Рим раскрыл перед ней свои объятия, встретив неожиданно теплым, солнечным, безветренным полднем. Улицы были полны веселых и как ни странно, даже никуда не спешащих прохожих, сытых кошек, нетерпеливых машин, жаровен с печеными каштанами, туристок в бикини из яркой махровой ткани, длинноволосых, по моде, регулировщиков уличного движения, семинаристов и священников, свежепротертых витрин, кипящей повсюду жизни.
21
Отлично идут дела у Марчелло Кантони, тридцати пяти лет от роду, главы процветающей фирмы по продаже продовольственных товаров. Вся его «фирма» — мотоцикл с маленьким кузовом наподобие грузовичка, где имеется все необходимое для завтрака, сытного, вкусного и быстрого (эти три прилагательных и являются девизом фирмы, начертанным на борту мотоцикла).
Более всего Марчелло Кантони, уроженца городка Латины и живущего в Риме уже лет двадцать, радует то, что ему удалось найти это столь удачное для своей торговли местечко — прямо около большой школы с сотнями вечно голодных и веселых ребят, непрерывно штурмующих его «буфет», словно индейцы, нападающие на фургоны первых переселенцев на Дальнем Западе. За одно утро ему удается собрать такую выручку, которой не набиралось и за целых три дня на его старом месте возле вокзала Тибуртина.
Утром, в двадцать пять минут девятого, идет последняя волна. Потом последуют часа два заслуженной передышки. Он дождался, пока целая колонна спешащих школьников поравняется с его мотоциклом, и начал нахваливать свой товар:
— А вот бутерброды на любой вкус: с колбасой вареной и копченой, с салом и ветчиной, с сыром и брынзой, креветки и маслины. Налетай, ребята, подходите по одному.
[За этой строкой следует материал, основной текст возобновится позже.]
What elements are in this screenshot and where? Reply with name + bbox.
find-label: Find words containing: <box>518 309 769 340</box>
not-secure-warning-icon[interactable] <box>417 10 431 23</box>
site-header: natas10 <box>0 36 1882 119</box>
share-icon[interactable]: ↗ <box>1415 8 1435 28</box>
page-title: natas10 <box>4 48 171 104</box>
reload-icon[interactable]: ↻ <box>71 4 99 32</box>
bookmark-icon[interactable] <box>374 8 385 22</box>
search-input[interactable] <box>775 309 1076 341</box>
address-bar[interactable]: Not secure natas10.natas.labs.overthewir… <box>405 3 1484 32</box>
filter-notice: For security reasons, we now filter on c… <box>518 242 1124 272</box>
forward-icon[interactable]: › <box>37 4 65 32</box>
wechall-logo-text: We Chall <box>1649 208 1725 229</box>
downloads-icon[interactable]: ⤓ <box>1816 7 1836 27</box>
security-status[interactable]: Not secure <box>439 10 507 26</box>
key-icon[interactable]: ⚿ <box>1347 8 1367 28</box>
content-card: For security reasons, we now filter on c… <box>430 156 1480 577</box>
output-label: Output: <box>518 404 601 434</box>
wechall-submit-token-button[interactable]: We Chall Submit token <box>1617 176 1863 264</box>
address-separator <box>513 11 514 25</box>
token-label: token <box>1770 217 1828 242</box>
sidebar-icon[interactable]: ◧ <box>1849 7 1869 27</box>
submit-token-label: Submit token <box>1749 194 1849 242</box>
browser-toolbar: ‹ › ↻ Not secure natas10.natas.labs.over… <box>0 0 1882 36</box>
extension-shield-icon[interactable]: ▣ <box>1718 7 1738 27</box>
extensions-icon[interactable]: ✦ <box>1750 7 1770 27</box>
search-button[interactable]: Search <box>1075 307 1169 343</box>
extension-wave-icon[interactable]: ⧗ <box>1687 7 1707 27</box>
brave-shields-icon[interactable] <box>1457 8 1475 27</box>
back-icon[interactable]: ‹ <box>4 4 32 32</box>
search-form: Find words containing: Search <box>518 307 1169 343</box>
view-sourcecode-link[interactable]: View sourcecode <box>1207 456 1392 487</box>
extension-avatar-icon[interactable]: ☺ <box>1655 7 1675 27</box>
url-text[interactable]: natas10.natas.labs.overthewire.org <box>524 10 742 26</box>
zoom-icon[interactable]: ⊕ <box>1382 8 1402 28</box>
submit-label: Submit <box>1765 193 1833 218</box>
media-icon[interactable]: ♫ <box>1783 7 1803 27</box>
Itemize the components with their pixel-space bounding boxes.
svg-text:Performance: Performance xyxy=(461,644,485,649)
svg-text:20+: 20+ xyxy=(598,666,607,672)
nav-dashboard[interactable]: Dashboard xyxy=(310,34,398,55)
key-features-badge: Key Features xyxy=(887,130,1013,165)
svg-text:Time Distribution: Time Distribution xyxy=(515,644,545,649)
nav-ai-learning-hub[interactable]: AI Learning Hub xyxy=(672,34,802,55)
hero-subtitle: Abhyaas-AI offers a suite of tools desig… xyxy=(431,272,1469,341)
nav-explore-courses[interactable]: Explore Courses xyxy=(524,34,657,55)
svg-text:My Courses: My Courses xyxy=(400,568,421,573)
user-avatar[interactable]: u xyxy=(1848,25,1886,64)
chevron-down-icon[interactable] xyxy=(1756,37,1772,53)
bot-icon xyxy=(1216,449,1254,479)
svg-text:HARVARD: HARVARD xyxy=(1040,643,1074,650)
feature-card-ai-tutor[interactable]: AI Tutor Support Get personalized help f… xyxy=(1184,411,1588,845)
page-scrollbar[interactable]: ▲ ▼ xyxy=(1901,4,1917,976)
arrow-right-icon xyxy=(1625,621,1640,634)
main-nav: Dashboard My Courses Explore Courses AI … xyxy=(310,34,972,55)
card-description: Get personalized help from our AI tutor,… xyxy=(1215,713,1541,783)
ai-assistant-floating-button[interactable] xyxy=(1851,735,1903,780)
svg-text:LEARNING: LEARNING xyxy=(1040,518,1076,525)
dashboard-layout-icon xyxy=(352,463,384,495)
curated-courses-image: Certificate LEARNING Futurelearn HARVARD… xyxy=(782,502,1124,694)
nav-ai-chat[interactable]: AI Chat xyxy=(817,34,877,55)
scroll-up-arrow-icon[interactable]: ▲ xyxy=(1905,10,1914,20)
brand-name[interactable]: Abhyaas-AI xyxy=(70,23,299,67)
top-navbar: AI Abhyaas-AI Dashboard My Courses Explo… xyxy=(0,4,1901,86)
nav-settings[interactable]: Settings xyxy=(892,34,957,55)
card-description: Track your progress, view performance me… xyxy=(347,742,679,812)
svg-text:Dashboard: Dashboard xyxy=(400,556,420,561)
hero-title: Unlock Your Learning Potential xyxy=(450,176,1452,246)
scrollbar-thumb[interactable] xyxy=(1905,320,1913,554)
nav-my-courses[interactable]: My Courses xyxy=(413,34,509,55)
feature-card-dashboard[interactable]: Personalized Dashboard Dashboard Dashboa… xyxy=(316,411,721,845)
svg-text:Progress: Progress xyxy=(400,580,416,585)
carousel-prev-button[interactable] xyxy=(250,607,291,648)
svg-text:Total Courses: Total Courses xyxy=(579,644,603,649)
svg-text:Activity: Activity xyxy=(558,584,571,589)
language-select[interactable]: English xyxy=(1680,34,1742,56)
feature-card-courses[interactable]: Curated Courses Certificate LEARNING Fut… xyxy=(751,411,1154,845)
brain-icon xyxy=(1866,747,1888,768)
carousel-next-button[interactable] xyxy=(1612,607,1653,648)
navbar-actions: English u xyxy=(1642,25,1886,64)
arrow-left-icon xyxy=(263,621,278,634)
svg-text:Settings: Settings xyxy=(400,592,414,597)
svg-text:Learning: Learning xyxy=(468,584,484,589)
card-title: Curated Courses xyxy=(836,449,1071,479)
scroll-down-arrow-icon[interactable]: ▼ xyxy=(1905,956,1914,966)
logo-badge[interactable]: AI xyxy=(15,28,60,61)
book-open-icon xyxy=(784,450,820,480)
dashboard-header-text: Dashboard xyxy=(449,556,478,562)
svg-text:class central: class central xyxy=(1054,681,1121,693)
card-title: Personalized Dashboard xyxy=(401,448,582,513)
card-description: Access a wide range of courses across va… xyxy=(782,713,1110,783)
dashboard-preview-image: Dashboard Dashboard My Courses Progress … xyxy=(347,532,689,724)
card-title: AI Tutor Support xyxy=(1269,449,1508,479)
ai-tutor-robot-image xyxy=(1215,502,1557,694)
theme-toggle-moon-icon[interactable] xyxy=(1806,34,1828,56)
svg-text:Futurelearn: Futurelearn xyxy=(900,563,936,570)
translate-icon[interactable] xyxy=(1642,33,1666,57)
С невероятной быстротой, проворный, как обезьяна, он принялся раздавать бутерброды, заворачивать их в бумагу, получать деньги, давать сдачу под добродушным взглядом наблюдавшего за ним с порога школы нового школьного сторожа — толстяка с широким, как блин, лицом, похожего на комика Альдо Фабрици.
— Мне с копченой говядиной, — как обычно, начал заливать Паоло Костантини — просто так, чтобы разозлить нового владельца «школьного буфета».
Тот, и впрямь удивленный, поднял на него глаза.
— С какой еще тебе копченой говядиной? Чего нет, того нет, — пробормотал он, не понимая, что над ним смеются и хотят поддеть: ведь главный предмет его гордости — именно разнообразие выбора предлагаемых «фирмой» бутербродов.